Honduran Mahogany

Mahogany is a medium-lightweight wood, ranging in color from light brown to dark. It has a balanced, resonant tone with notable sustain. Mahogany delivers a thick bottom end, rich midrange, and controlled, warm top end.

Honduran mahogany (Swietenia macrophylla) trees prefer basking in the sunshine; they can tolerate a bit of shade, but they’re happiest and healthiest when their leaves have unfettered access to sunlight. The tree that supplied your tonewood probably grew in a low-elevation rainforest, in a bright, sunny location, in dry, well-drained soil, surrounded by other mahogany trees, possibly near a river or stream. Honduran mahogany trees are large, fast-growing, long-lived trees – in the wild they can live for a couple of centuries – so they make a great long-term habitat for height-loving animals and insects that live high in forest canopy. The flowers and fruits of the woody, vining plants that crawl up their trunks help sustain the canopy-dwelling creatures.
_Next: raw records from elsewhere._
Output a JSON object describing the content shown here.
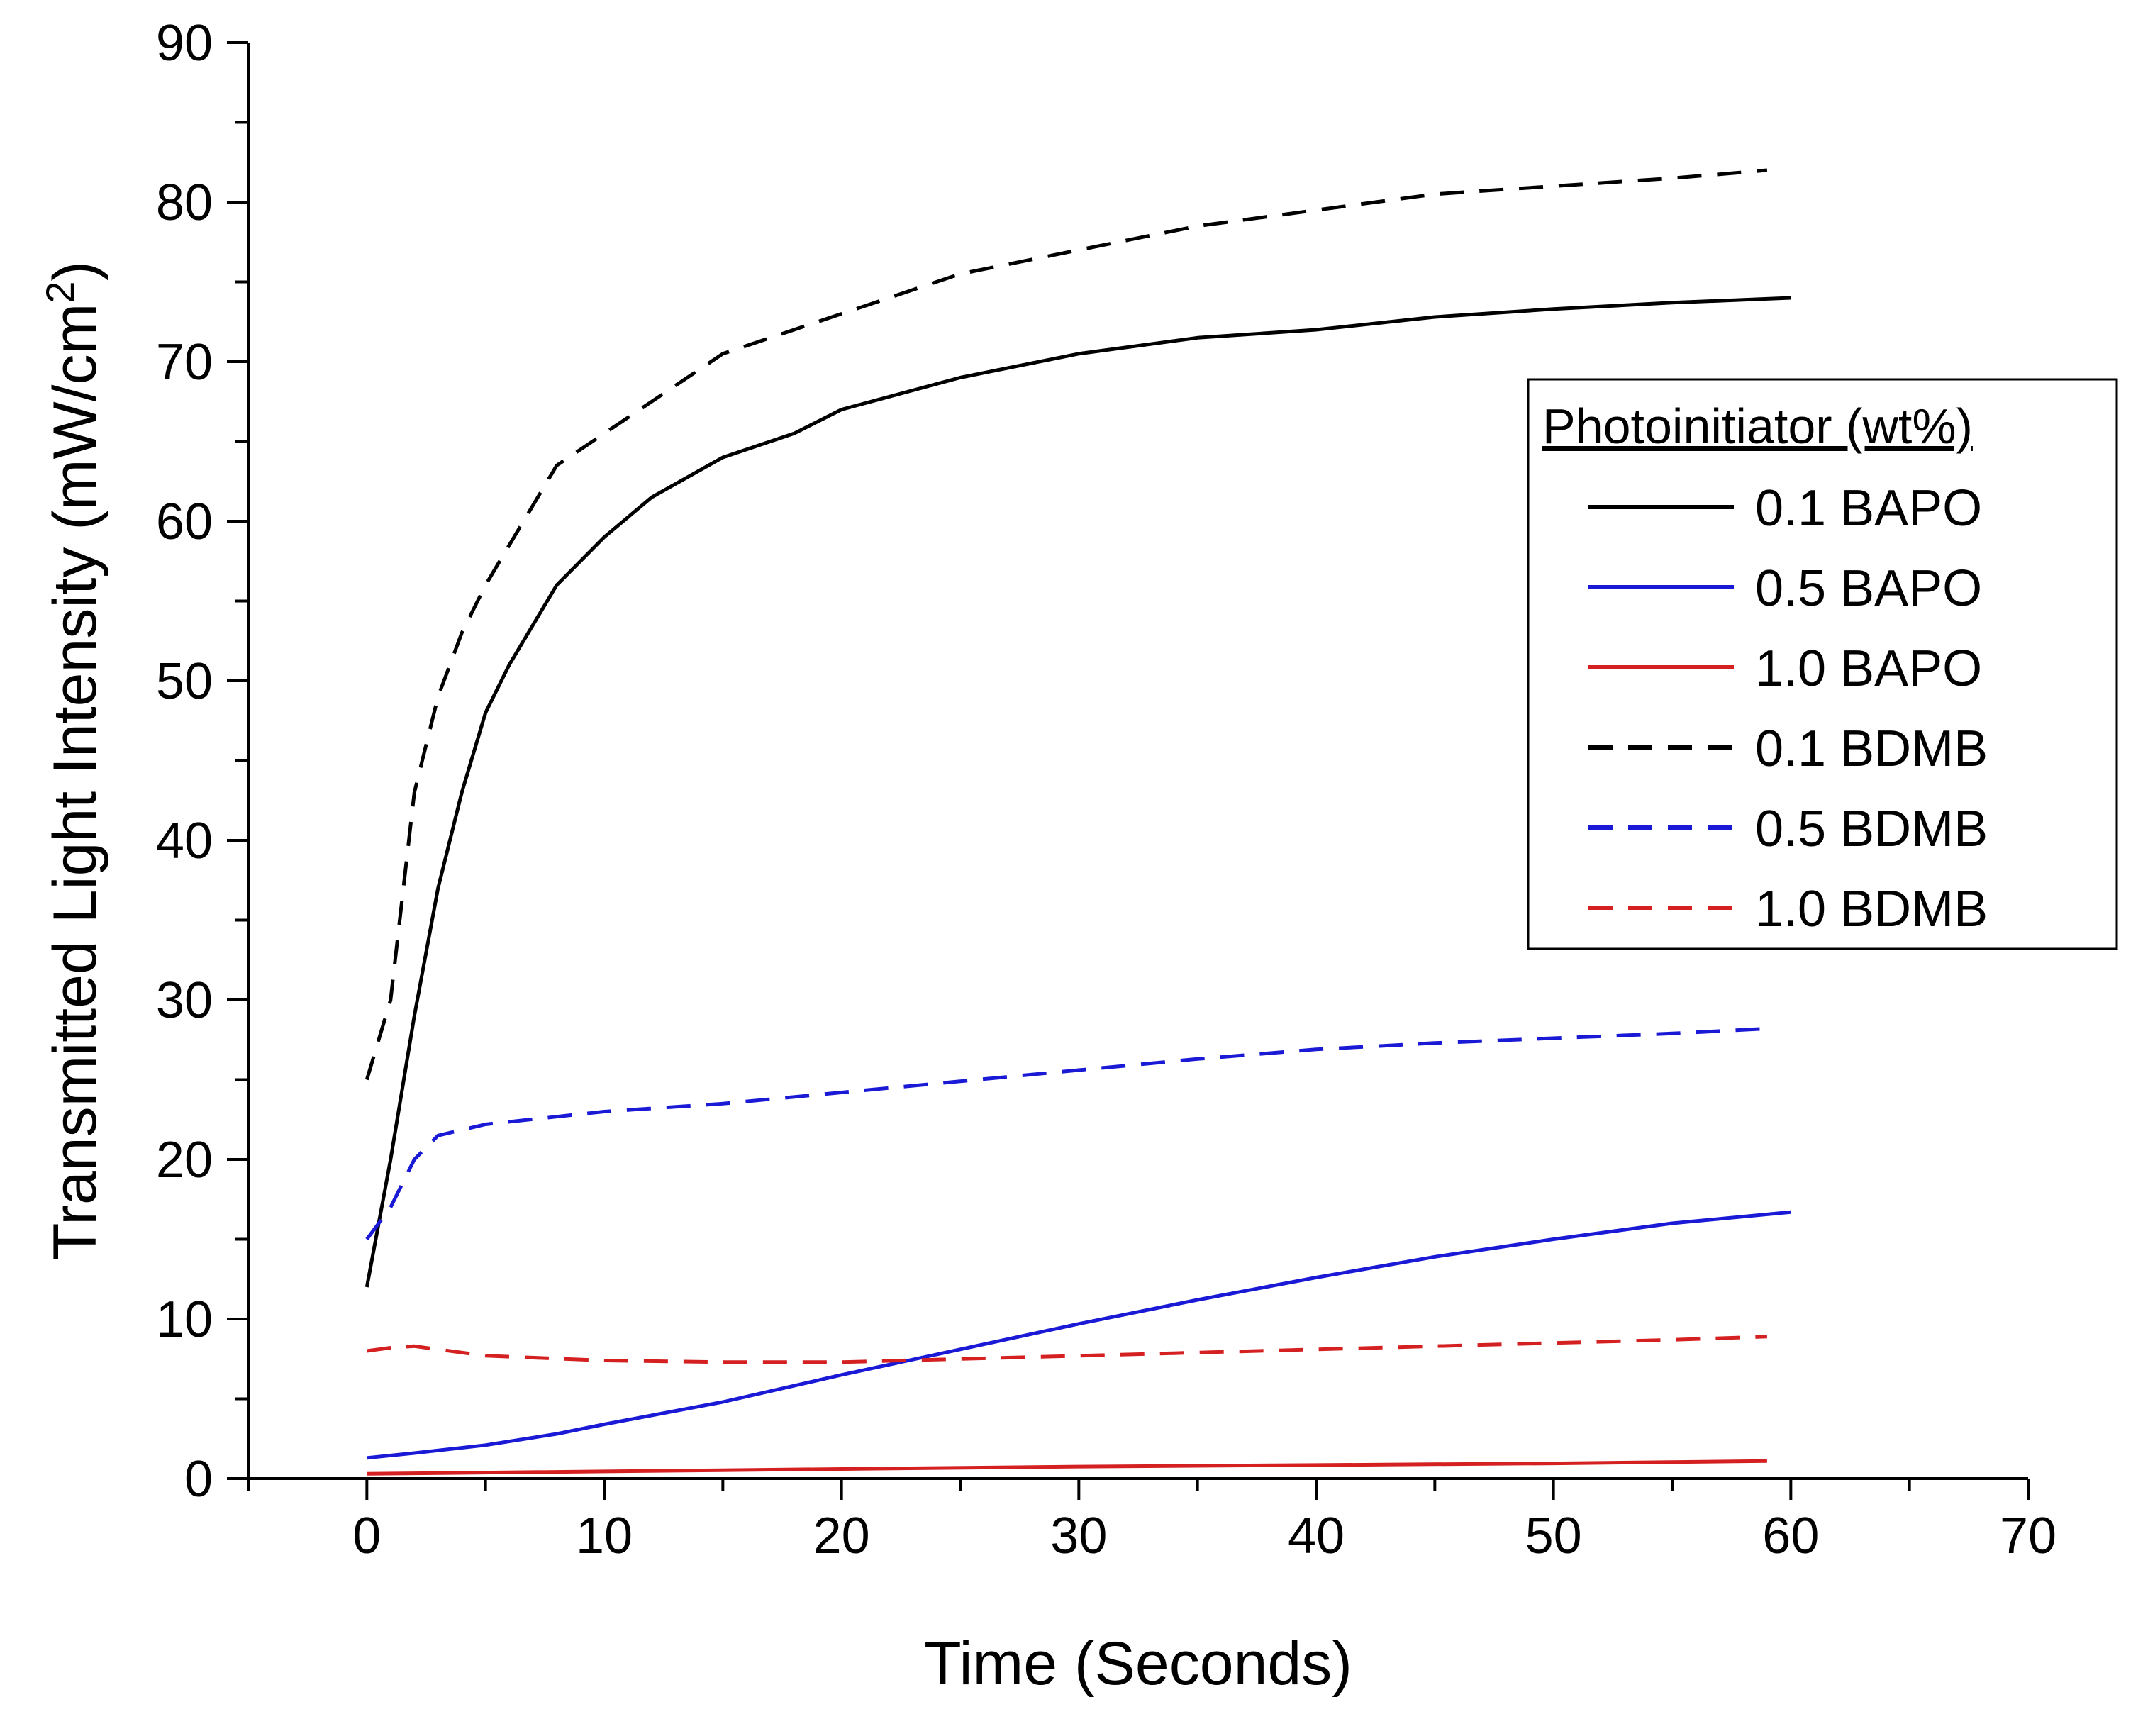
{
  "chart_data": {
    "type": "line",
    "xlabel": "Time (Seconds)",
    "ylabel": "Transmitted Light Intensity (mW/cm",
    "ylabel_sup": "2",
    "ylabel_end": ")",
    "xlim": [
      -5,
      70
    ],
    "ylim": [
      0,
      90
    ],
    "x_ticks": [
      0,
      10,
      20,
      30,
      40,
      50,
      60,
      70
    ],
    "y_ticks": [
      0,
      10,
      20,
      30,
      40,
      50,
      60,
      70,
      80,
      90
    ],
    "grid": false,
    "legend": {
      "title": "Photoinitiator (wt%)",
      "placement": "right"
    },
    "series": [
      {
        "name": "0.1 BAPO",
        "color": "#000000",
        "dash": "solid",
        "x": [
          0,
          1,
          2,
          3,
          4,
          5,
          6,
          8,
          10,
          12,
          15,
          18,
          20,
          25,
          30,
          35,
          40,
          45,
          50,
          55,
          60
        ],
        "y": [
          12,
          20,
          29,
          37,
          43,
          48,
          51,
          56,
          59,
          61.5,
          64,
          65.5,
          67,
          69,
          70.5,
          71.5,
          72,
          72.8,
          73.3,
          73.7,
          74
        ]
      },
      {
        "name": "0.5 BAPO",
        "color": "#1a1ad6",
        "dash": "solid",
        "x": [
          0,
          2,
          5,
          8,
          10,
          15,
          20,
          25,
          30,
          35,
          40,
          45,
          50,
          55,
          60
        ],
        "y": [
          1.3,
          1.6,
          2.1,
          2.8,
          3.4,
          4.8,
          6.5,
          8.1,
          9.7,
          11.2,
          12.6,
          13.9,
          15,
          16,
          16.7
        ]
      },
      {
        "name": "1.0 BAPO",
        "color": "#d42020",
        "dash": "solid",
        "x": [
          0,
          10,
          20,
          30,
          40,
          50,
          59
        ],
        "y": [
          0.3,
          0.45,
          0.6,
          0.75,
          0.85,
          0.95,
          1.1
        ]
      },
      {
        "name": "0.1 BDMB",
        "color": "#000000",
        "dash": "dashed",
        "x": [
          0,
          1,
          2,
          3,
          4,
          5,
          6,
          8,
          10,
          12,
          15,
          18,
          20,
          25,
          30,
          35,
          40,
          45,
          50,
          55,
          59
        ],
        "y": [
          25,
          30,
          43,
          49,
          53,
          56,
          58.5,
          63.5,
          65.5,
          67.5,
          70.5,
          72,
          73,
          75.5,
          77,
          78.5,
          79.5,
          80.5,
          81,
          81.5,
          82
        ]
      },
      {
        "name": "0.5 BDMB",
        "color": "#1a1ad6",
        "dash": "dashed",
        "x": [
          0,
          1,
          2,
          3,
          5,
          10,
          15,
          20,
          25,
          30,
          35,
          40,
          45,
          50,
          55,
          59
        ],
        "y": [
          15,
          17,
          20,
          21.5,
          22.2,
          23,
          23.5,
          24.2,
          24.9,
          25.6,
          26.3,
          26.9,
          27.3,
          27.6,
          27.9,
          28.2
        ]
      },
      {
        "name": "1.0 BDMB",
        "color": "#d42020",
        "dash": "dashed",
        "x": [
          0,
          1,
          2,
          5,
          10,
          15,
          20,
          25,
          30,
          35,
          40,
          45,
          50,
          55,
          59
        ],
        "y": [
          8,
          8.2,
          8.3,
          7.7,
          7.4,
          7.3,
          7.3,
          7.5,
          7.7,
          7.9,
          8.1,
          8.3,
          8.5,
          8.7,
          8.9
        ]
      }
    ]
  }
}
These majestic trees provide shelter for birds like toucans and macaws, and pollen and nectar for bees and a wide variety of small butterflies. The fruit from these trees can be a meal for large parrots (while on the tree) and for tropical rodents like pacas and cutias (when the seeds fall to the ground). Honduran mahogany seedlings and saplings also support the rainforest ecosystem, including creepy crawly winged things – one species of moth has no other known food source.